In waist-deep mud, soccer played in slow motion at swamp World Cup


Players of Zero Erectus and Korpiklaani play during a game at the Swamp Soccer World Championships tournament in Hyrynsalmi, Finland, July 13, 2018. 

Lehtikuva/Kimmo Rauatmaa/via Reuters 

As soccer enthusiasts around the globe gear up for the World Cup's grand finale in Russia, the champions of a far muddier version of the game were crowned at a swamp in northern Finland on Saturday.

In the 19th Swamp Soccer World Championships in the small town of Hyrynsalmi, the Russian team Lakes Profi won their second consecutive title by beating Finland's Horstin Honkays in the final in a penalty shootout.

"Sometimes it's mud up to the groin, while in some parts of the pitch it's less soggy," organizer Kimmo Kyhala told Reuters.

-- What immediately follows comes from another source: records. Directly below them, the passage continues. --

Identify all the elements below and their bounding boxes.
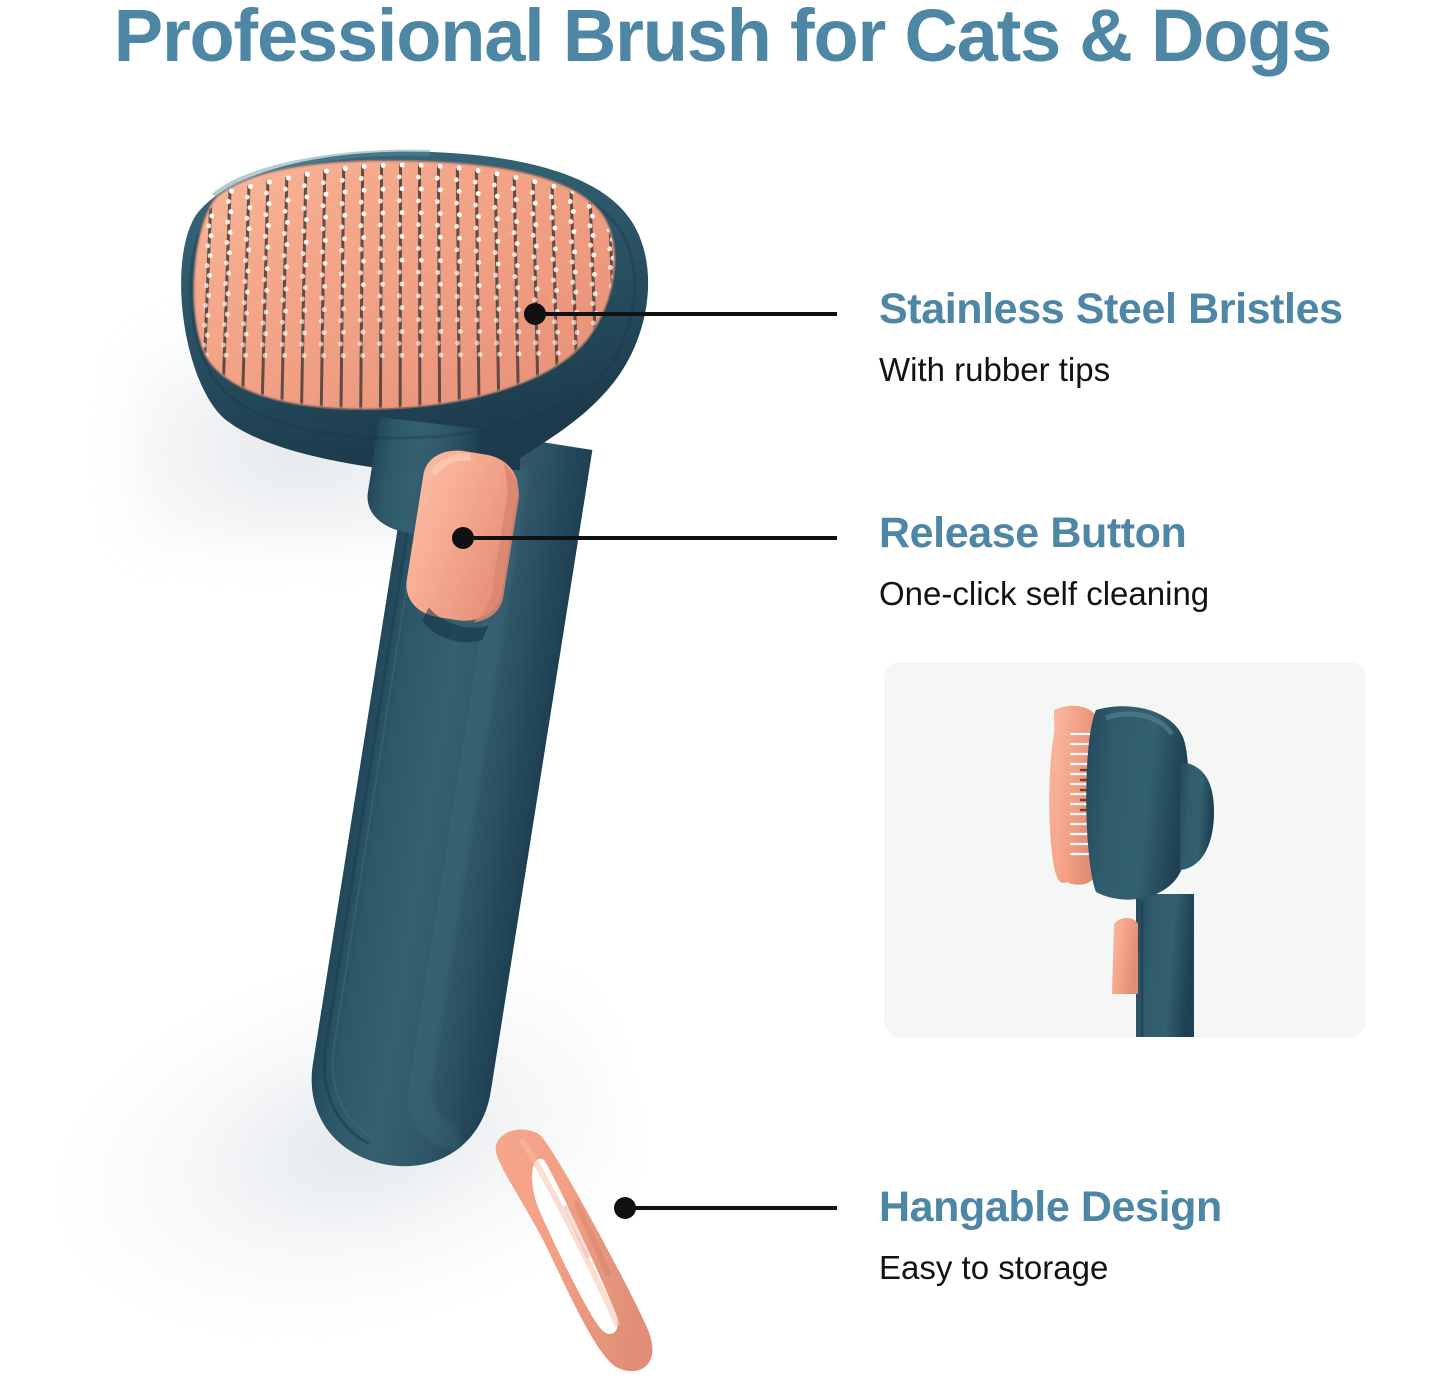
callout-release-subtext: One-click self cleaning <box>879 577 1209 610</box>
callout-bristles-subtext: With rubber tips <box>879 353 1343 386</box>
side-view-illustration <box>884 662 1366 1037</box>
callout-hangable-heading: Hangable Design <box>879 1186 1222 1229</box>
product-infographic: Professional Brush for Cats & Dogs <box>0 0 1445 1378</box>
callout-release-heading: Release Button <box>879 512 1209 555</box>
leader-line-hangable <box>625 1206 837 1210</box>
leader-line-bristles <box>535 312 837 316</box>
callout-release: Release Button One-click self cleaning <box>879 512 1209 610</box>
callout-hangable: Hangable Design Easy to storage <box>879 1186 1222 1284</box>
brush-svg <box>0 0 900 1378</box>
side-view-inset <box>884 662 1366 1037</box>
callout-bristles: Stainless Steel Bristles With rubber tip… <box>879 288 1343 386</box>
leader-line-release <box>463 536 837 540</box>
callout-bristles-heading: Stainless Steel Bristles <box>879 288 1343 331</box>
callout-hangable-subtext: Easy to storage <box>879 1251 1222 1284</box>
hanging-loop <box>496 1130 653 1372</box>
product-illustration <box>0 0 900 1378</box>
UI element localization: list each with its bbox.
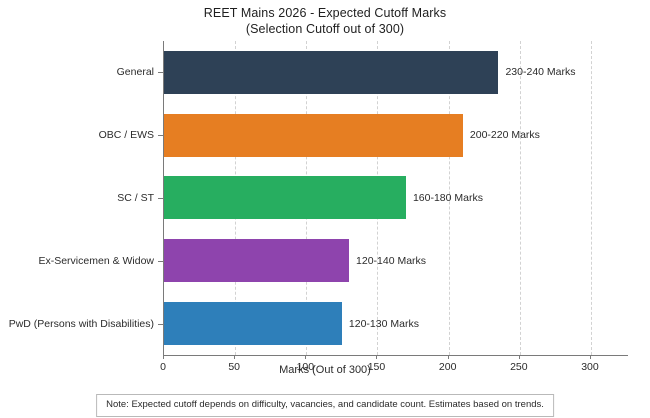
bar-row: 160-180 Marks xyxy=(164,167,628,230)
chart-title: REET Mains 2026 - Expected Cutoff Marks xyxy=(0,5,650,21)
y-tick-label: OBC / EWS xyxy=(99,129,154,141)
bar-5[interactable] xyxy=(164,302,342,345)
chart-subtitle: (Selection Cutoff out of 300) xyxy=(0,21,650,37)
y-axis: GeneralOBC / EWSSC / STEx-Servicemen & W… xyxy=(0,41,163,355)
footer-note: Note: Expected cutoff depends on difficu… xyxy=(96,394,554,417)
bar-row: 230-240 Marks xyxy=(164,41,628,104)
bar-value-label: 230-240 Marks xyxy=(505,66,575,78)
x-tick-mark xyxy=(234,355,235,359)
x-tick-mark xyxy=(448,355,449,359)
x-tick-mark xyxy=(519,355,520,359)
y-tick-label: General xyxy=(117,66,154,78)
y-tick-label: SC / ST xyxy=(117,192,154,204)
y-tick-label: Ex-Servicemen & Widow xyxy=(38,255,154,267)
x-tick-mark xyxy=(590,355,591,359)
bar-value-label: 120-140 Marks xyxy=(356,255,426,267)
chart-title-block: REET Mains 2026 - Expected Cutoff Marks … xyxy=(0,5,650,37)
plot-area: 230-240 Marks200-220 Marks160-180 Marks1… xyxy=(163,41,628,356)
x-tick-mark xyxy=(376,355,377,359)
y-tick-label: PwD (Persons with Disabilities) xyxy=(9,318,154,330)
bar-row: 120-130 Marks xyxy=(164,292,628,355)
bar-value-label: 120-130 Marks xyxy=(349,318,419,330)
x-tick-mark xyxy=(163,355,164,359)
x-axis-title: Marks (Out of 300) xyxy=(0,364,650,376)
bar-value-label: 160-180 Marks xyxy=(413,192,483,204)
bar-value-label: 200-220 Marks xyxy=(470,129,540,141)
bar-2[interactable] xyxy=(164,114,463,157)
bar-1[interactable] xyxy=(164,51,498,94)
bar-row: 200-220 Marks xyxy=(164,104,628,167)
chart-figure: REET Mains 2026 - Expected Cutoff Marks … xyxy=(0,0,650,418)
bar-3[interactable] xyxy=(164,176,406,219)
bar-4[interactable] xyxy=(164,239,349,282)
x-tick-mark xyxy=(305,355,306,359)
bar-row: 120-140 Marks xyxy=(164,229,628,292)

"This is very tough sport. A slim body and long legs are advantages," he said. "A good player must be like a moose in the swamp."

Some 2,000 players representing 165 teams took part in the tournament, most of them from Finland, Russia, Sweden and Germany.

A swamp soccer match involves two 10-minute halves and both teams have six players on the pitch.

After the games, players caked in mud washed up at a sauna and a swamp pond before heading to a nearby swamp rock festival.

"This is a very relaxed event. Top category teams are more ambitious while some teams might be colleagues from work who come over to have some fun," Kyhala said.

Kyhala said Russia was interested in holding the games this year in conjunction with the World Cup, but Hyrynsalmi stuck to the tradition.

The game originates from Finnish skiers' strength training, which included running in swamps.